I will not seek to defend either Triggs or Gillard.  The claims of the article are just too ridiculous to give credence to and don’t deserve to be prolonged by a response.  However, I cannot stand by and see logic so badly mauled in the name of opinion. 

The first observation is that if the appointment of 5 women represents the end of the age of victimhood and the beginning of the age of meritocracy, then prior to that time, the appointments were not made on merit.  Accordingly, the prior claims of discrimination are valid.  The idea of victimhood, an invention of the right wing media, was not kept alive by leftist complaints, but by the fact that discrimination was rife.

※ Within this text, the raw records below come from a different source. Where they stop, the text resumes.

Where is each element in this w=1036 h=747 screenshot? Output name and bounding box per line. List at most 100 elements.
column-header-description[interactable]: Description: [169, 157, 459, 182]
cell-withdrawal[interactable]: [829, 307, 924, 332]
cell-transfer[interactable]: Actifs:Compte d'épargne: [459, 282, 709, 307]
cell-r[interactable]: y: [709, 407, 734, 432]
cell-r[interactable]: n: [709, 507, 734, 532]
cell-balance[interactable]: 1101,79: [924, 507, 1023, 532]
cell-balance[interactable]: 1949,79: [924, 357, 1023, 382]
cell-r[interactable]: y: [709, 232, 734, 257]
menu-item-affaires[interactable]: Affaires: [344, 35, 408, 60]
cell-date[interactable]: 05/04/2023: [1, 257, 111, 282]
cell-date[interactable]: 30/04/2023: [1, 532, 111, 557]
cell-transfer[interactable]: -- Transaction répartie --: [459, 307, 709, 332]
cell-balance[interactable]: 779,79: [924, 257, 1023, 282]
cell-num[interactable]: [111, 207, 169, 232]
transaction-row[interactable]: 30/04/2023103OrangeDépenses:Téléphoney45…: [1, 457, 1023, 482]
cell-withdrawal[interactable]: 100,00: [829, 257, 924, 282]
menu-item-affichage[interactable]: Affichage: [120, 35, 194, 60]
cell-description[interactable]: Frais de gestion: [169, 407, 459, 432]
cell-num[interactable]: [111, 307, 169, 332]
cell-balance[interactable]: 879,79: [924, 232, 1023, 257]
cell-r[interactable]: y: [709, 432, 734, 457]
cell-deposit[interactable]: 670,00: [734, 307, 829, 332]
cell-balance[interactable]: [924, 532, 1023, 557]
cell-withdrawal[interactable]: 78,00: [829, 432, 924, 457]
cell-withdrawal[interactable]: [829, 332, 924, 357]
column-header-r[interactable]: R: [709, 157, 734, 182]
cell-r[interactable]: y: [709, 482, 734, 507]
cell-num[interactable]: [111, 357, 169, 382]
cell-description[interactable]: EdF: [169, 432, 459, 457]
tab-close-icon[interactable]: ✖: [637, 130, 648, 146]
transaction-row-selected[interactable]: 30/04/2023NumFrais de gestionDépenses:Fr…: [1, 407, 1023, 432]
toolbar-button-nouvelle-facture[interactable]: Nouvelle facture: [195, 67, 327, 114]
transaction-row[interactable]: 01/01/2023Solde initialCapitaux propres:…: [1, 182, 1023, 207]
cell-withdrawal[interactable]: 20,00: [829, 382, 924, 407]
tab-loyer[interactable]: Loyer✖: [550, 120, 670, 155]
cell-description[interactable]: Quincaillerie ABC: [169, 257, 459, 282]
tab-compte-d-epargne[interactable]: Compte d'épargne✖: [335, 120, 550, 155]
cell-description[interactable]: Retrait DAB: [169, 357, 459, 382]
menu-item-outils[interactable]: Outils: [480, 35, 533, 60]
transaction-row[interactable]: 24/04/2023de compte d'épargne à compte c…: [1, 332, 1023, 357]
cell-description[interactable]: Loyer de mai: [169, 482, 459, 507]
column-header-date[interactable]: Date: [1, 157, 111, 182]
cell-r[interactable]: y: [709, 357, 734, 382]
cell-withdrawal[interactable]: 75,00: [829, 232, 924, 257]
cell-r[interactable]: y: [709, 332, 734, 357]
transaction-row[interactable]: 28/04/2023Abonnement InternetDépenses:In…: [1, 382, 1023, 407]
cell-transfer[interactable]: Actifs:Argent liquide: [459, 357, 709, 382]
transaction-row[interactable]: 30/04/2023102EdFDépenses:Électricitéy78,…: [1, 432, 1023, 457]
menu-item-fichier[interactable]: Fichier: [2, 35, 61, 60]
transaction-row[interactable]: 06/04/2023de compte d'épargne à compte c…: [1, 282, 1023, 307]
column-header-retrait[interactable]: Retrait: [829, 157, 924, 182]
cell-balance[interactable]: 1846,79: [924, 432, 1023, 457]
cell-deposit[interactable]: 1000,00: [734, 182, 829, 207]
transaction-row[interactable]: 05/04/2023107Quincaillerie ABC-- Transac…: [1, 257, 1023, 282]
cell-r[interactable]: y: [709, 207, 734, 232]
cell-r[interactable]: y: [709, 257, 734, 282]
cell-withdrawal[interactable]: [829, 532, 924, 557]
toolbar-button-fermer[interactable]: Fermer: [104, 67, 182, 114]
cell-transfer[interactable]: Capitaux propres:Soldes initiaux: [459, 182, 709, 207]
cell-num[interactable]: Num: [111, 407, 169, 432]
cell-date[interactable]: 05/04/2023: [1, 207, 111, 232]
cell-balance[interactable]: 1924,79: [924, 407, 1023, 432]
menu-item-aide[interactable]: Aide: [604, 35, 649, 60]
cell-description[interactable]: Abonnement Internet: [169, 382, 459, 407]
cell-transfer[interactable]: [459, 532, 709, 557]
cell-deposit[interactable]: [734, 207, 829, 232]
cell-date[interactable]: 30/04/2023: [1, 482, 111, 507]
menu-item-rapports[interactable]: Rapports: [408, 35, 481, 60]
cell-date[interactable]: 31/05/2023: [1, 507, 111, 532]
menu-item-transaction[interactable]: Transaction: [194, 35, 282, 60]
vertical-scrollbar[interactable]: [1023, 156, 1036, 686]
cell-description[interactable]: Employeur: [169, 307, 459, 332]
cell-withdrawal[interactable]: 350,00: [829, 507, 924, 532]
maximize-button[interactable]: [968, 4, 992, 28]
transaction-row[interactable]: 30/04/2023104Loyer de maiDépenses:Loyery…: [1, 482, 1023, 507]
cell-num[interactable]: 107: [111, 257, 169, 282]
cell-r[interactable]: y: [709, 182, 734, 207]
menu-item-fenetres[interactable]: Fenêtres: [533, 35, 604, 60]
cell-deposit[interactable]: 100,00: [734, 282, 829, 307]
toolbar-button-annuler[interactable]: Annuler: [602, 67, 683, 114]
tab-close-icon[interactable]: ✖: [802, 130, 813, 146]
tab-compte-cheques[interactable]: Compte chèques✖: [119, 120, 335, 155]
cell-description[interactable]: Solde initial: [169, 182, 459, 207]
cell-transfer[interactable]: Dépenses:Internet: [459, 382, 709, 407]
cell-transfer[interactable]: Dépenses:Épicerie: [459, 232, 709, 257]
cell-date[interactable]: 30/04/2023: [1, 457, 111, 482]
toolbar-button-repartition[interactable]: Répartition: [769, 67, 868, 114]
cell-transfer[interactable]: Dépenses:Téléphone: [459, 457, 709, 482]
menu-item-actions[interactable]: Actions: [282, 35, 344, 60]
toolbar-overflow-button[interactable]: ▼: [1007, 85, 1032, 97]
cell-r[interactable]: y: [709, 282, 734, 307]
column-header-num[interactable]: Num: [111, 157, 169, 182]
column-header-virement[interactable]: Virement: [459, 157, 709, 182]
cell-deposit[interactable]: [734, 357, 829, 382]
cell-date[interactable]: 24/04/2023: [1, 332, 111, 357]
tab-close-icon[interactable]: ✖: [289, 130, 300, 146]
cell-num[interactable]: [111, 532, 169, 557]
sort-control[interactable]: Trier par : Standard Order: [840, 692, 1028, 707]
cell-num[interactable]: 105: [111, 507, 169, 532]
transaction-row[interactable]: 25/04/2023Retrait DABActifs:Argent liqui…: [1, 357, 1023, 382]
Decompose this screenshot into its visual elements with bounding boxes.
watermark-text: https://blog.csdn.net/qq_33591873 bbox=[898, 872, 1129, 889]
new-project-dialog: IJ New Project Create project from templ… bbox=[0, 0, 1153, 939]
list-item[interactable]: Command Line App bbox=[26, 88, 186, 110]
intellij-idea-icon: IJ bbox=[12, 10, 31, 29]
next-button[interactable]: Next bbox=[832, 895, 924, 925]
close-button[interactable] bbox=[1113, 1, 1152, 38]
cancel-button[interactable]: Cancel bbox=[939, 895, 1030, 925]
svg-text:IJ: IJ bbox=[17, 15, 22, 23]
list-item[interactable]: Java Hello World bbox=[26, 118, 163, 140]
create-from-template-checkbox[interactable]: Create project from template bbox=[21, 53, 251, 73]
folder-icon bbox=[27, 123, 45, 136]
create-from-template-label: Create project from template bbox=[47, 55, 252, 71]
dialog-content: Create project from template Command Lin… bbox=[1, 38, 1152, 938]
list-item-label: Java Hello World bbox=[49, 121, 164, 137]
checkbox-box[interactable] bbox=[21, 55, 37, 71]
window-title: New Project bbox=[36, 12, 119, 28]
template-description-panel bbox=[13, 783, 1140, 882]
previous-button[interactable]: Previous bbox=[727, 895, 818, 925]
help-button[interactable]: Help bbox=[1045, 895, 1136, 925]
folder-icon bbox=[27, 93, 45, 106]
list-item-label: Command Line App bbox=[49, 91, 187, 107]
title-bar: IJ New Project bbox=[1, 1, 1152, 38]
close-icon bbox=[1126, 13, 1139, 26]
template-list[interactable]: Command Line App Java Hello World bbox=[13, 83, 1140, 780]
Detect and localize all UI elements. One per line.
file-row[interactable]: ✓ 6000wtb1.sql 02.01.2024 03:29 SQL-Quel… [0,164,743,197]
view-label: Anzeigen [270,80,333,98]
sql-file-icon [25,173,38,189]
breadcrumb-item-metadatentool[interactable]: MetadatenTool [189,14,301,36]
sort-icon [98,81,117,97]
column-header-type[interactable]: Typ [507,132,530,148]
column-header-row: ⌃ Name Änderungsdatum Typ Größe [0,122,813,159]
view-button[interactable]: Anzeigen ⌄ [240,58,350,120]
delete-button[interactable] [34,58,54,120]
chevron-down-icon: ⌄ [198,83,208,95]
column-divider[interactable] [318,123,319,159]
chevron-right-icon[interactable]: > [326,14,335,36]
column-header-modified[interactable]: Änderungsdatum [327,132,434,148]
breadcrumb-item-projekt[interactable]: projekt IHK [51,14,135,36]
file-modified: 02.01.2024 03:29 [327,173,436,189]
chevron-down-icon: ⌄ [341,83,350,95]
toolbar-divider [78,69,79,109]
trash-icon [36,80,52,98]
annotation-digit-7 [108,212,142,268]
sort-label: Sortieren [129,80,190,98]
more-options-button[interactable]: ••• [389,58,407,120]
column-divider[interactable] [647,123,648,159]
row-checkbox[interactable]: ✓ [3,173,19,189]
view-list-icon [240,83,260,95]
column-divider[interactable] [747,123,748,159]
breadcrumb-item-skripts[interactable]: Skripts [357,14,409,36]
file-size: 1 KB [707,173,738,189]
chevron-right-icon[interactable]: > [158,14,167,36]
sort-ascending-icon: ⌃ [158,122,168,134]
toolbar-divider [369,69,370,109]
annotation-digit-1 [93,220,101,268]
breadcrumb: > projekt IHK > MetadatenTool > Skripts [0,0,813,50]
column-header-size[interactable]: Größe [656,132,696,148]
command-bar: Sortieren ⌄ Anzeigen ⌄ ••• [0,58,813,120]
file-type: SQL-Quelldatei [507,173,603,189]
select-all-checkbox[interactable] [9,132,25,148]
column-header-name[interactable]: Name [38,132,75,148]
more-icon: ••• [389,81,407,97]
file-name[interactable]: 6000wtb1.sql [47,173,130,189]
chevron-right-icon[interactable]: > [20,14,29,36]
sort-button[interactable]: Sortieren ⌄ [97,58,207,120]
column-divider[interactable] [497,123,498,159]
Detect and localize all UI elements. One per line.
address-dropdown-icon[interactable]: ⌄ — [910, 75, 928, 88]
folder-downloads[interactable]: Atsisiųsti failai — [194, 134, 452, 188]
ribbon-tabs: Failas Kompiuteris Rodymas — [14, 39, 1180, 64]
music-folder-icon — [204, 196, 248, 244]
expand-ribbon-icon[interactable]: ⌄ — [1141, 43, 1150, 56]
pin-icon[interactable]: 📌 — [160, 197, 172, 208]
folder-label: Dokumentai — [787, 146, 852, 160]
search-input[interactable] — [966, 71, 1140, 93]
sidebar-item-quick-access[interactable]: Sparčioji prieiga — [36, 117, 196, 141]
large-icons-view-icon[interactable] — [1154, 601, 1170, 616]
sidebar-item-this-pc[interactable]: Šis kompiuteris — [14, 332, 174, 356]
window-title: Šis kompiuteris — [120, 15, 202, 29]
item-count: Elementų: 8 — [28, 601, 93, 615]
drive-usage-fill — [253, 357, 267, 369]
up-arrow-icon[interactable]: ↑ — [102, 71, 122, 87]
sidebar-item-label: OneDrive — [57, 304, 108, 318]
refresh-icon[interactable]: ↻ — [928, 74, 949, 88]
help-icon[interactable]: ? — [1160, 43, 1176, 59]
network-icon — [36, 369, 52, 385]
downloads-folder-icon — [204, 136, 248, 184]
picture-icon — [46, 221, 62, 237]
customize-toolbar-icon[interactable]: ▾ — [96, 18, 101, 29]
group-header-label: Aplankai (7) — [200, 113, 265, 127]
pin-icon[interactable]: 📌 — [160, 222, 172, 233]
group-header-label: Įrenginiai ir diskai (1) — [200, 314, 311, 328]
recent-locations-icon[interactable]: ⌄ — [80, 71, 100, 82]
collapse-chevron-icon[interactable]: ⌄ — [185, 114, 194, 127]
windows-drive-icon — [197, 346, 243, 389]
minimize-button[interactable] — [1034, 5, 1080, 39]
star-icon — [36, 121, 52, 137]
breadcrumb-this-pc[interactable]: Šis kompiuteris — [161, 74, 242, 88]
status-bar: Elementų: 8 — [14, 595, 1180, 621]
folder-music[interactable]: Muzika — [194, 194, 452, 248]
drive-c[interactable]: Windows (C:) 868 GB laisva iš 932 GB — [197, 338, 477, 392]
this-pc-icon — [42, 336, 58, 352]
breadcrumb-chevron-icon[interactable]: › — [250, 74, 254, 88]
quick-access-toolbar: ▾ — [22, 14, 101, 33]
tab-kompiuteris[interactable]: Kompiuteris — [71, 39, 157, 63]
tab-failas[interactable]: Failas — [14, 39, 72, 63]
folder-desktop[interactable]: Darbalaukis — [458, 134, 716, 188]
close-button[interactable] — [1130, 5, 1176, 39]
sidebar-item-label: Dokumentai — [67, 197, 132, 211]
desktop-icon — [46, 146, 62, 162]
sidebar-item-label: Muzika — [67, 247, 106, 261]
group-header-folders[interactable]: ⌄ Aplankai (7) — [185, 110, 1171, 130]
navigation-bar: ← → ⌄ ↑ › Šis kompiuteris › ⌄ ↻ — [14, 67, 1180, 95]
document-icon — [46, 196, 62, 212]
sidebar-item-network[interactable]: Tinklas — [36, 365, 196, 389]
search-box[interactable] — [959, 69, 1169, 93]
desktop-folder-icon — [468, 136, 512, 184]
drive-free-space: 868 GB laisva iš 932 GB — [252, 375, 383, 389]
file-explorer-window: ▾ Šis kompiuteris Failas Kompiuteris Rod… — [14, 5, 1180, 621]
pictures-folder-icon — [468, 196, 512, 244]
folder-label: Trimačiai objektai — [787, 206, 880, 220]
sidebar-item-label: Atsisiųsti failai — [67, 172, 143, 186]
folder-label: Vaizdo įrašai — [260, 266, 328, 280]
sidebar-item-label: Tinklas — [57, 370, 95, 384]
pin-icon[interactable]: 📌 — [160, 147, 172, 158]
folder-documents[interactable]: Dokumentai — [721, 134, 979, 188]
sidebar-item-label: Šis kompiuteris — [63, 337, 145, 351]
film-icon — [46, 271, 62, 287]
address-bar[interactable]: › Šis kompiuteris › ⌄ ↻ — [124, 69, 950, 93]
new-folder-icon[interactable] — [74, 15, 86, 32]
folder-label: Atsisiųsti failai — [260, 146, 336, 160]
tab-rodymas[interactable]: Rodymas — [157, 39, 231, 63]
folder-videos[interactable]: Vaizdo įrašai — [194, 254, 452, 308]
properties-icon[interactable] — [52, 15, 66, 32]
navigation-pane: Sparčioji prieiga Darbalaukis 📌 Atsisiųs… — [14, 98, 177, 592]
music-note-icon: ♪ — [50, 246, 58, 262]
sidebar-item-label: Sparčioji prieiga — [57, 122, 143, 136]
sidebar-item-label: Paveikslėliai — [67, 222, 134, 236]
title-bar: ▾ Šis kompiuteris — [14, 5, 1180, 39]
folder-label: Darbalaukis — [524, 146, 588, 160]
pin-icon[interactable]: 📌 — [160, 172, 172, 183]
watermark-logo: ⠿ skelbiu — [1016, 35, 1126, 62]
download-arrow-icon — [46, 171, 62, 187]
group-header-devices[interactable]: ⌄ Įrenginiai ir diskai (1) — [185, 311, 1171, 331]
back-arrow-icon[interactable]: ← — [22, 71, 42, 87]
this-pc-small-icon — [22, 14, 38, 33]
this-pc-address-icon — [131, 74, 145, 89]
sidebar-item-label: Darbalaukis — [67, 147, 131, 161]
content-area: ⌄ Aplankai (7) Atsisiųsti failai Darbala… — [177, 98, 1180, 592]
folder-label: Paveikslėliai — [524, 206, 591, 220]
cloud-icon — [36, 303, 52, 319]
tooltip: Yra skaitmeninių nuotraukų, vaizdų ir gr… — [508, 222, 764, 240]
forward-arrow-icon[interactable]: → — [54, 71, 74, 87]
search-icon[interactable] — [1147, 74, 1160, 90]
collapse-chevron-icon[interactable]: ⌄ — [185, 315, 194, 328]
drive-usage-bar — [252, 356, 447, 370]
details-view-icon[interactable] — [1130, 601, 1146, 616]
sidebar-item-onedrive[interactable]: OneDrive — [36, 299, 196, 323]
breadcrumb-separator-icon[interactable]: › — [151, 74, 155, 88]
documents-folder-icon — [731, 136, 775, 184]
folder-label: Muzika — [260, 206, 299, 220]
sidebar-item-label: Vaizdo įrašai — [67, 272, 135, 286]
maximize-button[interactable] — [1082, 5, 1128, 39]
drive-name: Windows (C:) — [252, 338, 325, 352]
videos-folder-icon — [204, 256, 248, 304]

Secondly, if 5 women out of 24 cabinet members represents a cabinet based on merit, all the statistics which demonstrate clearly that for twenty years or more girls outscore boys at every level of education from preschool to post graduate must somehow not be related to merit. (see for example ABSGender differences in educational achievement )

Thirdly, if a society which maintains a 20% and rising gender pay gap suddenly becomes discrimination free as a result of the appointment of 5 women to cabinet, I have misunderstood discrimination. (Pay Gap Data)

And of course, the right wing garbage bin of “minority politics” to which she consigned the greater than 51% of our society comprising women – herself included – should rightly have been assigned to the Liberal Party which holds government by grace of a coalition with the National Party, while attracting less than 35% of the popular vote.  That however is not minority politics but the age of meritocracy.  If you are born to rule you deserve to rule.

“Perhaps women in public life should consider feeling less and thinking more, but such dedication to logic requires evidence, mental effort and the disciplined inhibition of emotional impulse: all anathema to hard left ideology.”

I will assume all readers were sufficiently amused by the above paragraph which accused the rest of the world of being driven by hard line ideology and not the logic, facts and evidence so clearly set out in her article. 


Clearly, she has nothing to gain from a meritocracy.